Plus tôt cette semaine, un groupe de droite se faisant appeler le convoi « Take Our Border Back » a commencé son voyage de la Virginie jusqu’à la frontière sud des États-Unis. Les organisateurs, qui prévoient d’organiser des rassemblements anti-immigration dans trois villes frontalières, affirment que leur objectif est « d’appeler à une action immédiate pour sécuriser nos frontières avant que des conséquences graves et irréversibles ne s’abattent sur notre nation ».
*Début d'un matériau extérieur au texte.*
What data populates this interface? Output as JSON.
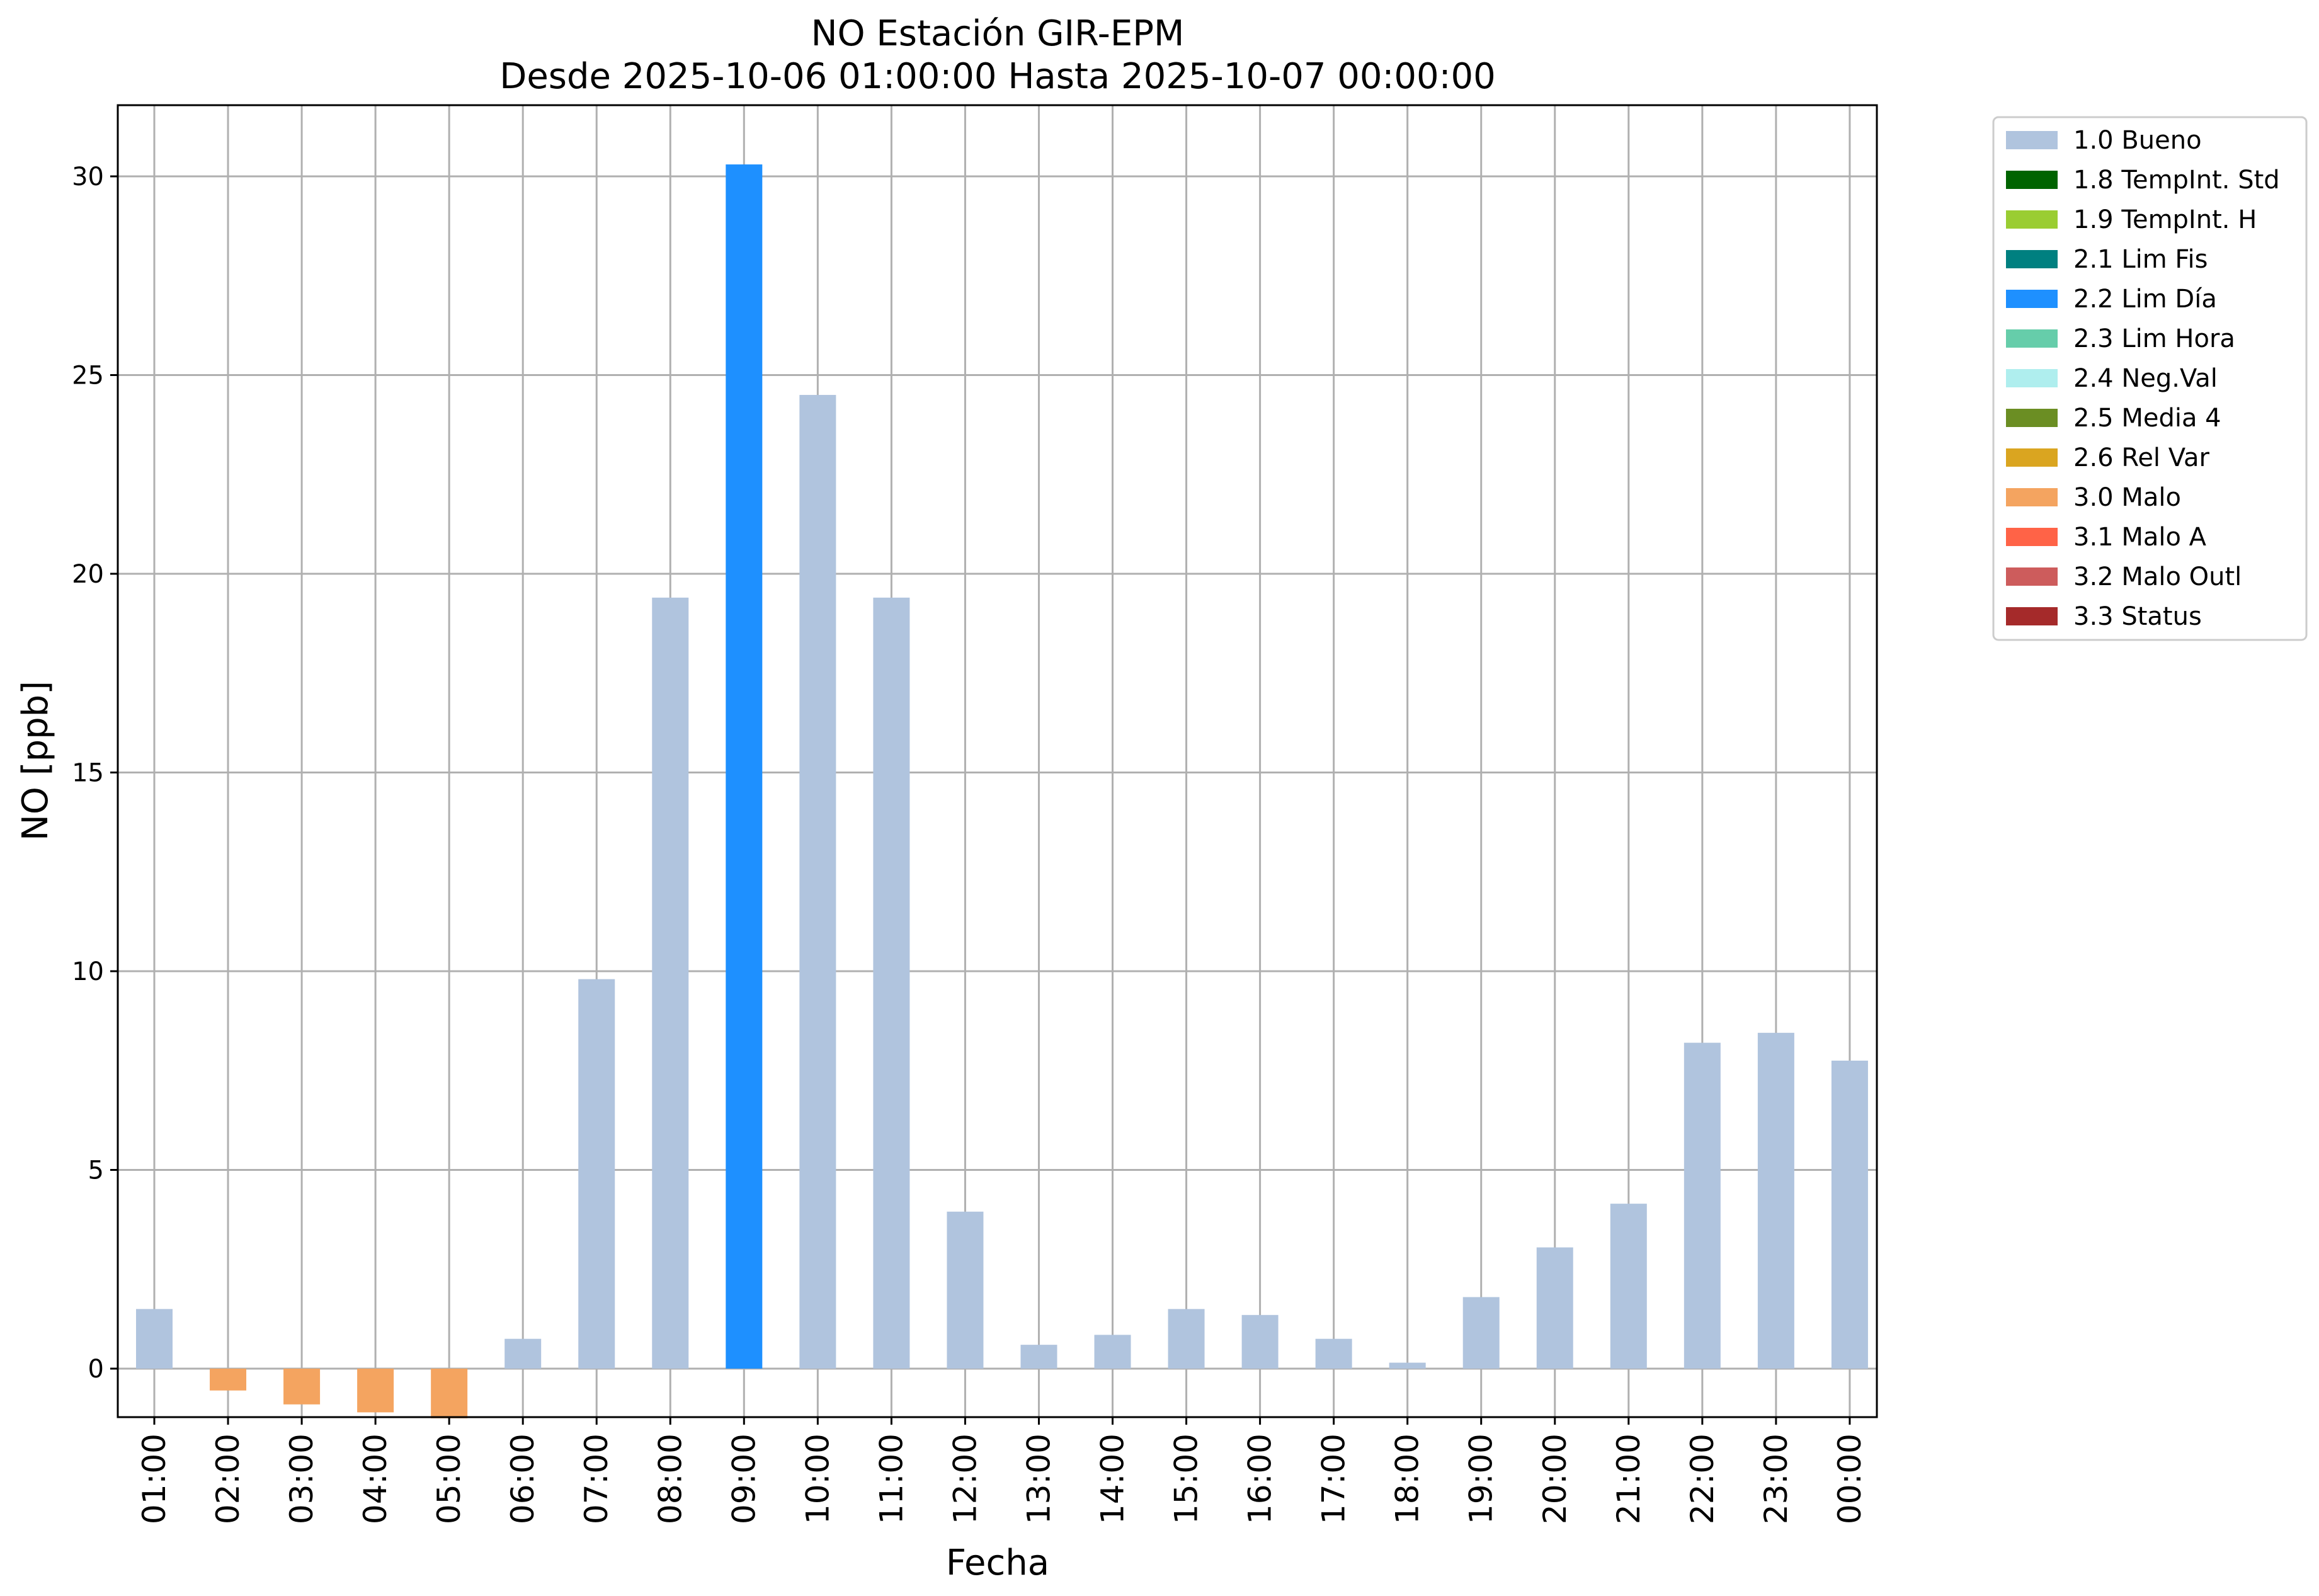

Leur catalyseur a sans doute été l’impasse à Eagle Pass, au Texas, où la Garde nationale du Texas a empêché la patrouille frontalière américaine de patrouiller une section de la frontière américano-mexicaine le long du Rio Grande. Abbott a accusé le président Biden de ne pas avoir appliqué les lois qui protègent la frontière américaine et a déclaré que le Texas « a l’autorité légale pour contrôler l’entrée et la sortie dans n’importe quel emplacement géographique de l’État ». Les organisateurs du convoi semblent être d’accord : dans leurs supports promotionnels, ils se plaignent des politiciens « qui permettent à des dizaines de milliers d’entrées illégales, de criminels et de terroristes connus de plus de 160 pays à travers le monde d’entrer quotidiennement dans notre pays le long de notre frontière sud ! »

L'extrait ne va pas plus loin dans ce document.